As home media systems have gotten better and as budgets have grown, cinema has learned the core distinction between itself and streaming: Cinema is a communal medium. Streaming is typically intimate: Small groups gather around a screen, or a person streaming on public transport puts on headphones to block out the world. In contrast, the appeal of the cinema is seeing a movie with a larger group of other people, many of whom are strangers, and sharing a common experience.
Cinemas have leaned into this in interesting ways. Recent years have seen the emergence of “event cinema,” streaming live (or playing recorded) performances from theaters at affordable prices in convenient locations. Concert films like Amazing Grace and Western Stars have received large pushes. Even narrative films have gotten in on the act, with the last half hour of Bohemian Rhapsody dedicated to a meticulous restaging and recreation of Queen’s iconic set from Wembley in July 1985.
In a broader sense, this trend might explain the re-emergence of the musical as a significant genre in recent years with films like La La Land, Mamma Mia! Here We Go Again, The Greatest Showman, Rocketman, and even Cats intended to play to the communal strengths of cinema. Sing-along screenings are not uncommon, and even Cats became something of a cult hit on the midnight circuit. The idea is that these films are designed to be seen with a crowd.

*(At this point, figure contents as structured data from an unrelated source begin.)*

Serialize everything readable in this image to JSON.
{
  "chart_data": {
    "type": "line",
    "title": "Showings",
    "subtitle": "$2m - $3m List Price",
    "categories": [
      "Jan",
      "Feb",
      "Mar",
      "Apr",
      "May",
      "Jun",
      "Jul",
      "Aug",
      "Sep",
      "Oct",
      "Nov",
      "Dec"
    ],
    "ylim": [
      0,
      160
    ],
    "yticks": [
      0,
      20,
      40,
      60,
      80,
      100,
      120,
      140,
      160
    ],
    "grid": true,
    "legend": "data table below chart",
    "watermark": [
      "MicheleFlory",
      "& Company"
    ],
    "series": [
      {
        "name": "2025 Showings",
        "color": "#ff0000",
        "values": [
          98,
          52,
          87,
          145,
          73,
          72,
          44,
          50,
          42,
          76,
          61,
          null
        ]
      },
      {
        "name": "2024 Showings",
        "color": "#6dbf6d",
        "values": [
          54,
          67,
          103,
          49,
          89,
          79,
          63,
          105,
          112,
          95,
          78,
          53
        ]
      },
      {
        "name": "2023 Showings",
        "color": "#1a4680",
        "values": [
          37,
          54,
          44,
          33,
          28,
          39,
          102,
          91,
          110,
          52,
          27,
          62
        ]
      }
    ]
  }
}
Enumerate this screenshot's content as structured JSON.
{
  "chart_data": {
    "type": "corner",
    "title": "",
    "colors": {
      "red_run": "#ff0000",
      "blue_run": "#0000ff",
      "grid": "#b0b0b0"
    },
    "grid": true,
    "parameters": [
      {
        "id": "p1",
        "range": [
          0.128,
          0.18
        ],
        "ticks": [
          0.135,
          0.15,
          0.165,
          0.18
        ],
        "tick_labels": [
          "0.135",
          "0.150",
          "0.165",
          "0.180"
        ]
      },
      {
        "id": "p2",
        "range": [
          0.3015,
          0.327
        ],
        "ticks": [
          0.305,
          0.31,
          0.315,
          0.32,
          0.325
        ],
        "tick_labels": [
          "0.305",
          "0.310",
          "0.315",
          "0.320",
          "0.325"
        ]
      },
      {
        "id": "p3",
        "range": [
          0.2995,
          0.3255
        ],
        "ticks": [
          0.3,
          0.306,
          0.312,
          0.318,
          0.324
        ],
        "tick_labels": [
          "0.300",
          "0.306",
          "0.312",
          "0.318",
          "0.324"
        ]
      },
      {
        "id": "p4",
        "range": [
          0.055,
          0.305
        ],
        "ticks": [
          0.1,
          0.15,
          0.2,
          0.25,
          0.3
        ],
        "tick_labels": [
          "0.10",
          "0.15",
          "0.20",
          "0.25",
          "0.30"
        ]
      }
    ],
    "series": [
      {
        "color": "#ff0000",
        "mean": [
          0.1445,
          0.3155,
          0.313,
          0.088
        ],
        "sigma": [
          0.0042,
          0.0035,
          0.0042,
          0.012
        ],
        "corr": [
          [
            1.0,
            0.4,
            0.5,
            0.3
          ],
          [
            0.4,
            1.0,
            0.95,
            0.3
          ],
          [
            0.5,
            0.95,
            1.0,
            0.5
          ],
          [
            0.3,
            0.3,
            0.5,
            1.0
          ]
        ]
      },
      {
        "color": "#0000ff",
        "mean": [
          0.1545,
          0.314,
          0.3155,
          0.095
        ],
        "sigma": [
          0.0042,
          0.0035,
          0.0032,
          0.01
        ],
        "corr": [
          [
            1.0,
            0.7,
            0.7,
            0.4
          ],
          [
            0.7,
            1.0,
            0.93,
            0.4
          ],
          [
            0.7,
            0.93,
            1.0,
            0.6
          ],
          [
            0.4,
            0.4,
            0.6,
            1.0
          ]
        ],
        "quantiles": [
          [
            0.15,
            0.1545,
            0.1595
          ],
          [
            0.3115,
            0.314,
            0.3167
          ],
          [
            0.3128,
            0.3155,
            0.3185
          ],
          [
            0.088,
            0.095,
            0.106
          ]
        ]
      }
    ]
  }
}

After all, Hamilton was originally intended for a theatrical release in October 2021, similar to the placement of Bohemian Rhapsody. As such, there’s no small irony in the fact that Hamilton has bypassed theaters directly and gone directly to streaming, where it has proven to be a breakout hit. In some ways, Hamilton accomplishes on streaming what the climax of Bohemian Rhapsody attempted in cinemas: It places the audience in the best seats of a once-in-a-lifetime cultural event.
This is perhaps the beauty of the release of Hamilton on Disney+ at this precise moment. It adds yet another layer of contradiction to the pop cultural monument. At a time when the coronavirus has forced so many people to self-isolate and restricted the potential for communal activities, Hamilton brings the theatrical experience into the viewer’s living room in the most deliberate of ways. Hamilton allows its audience to be alone with everybody.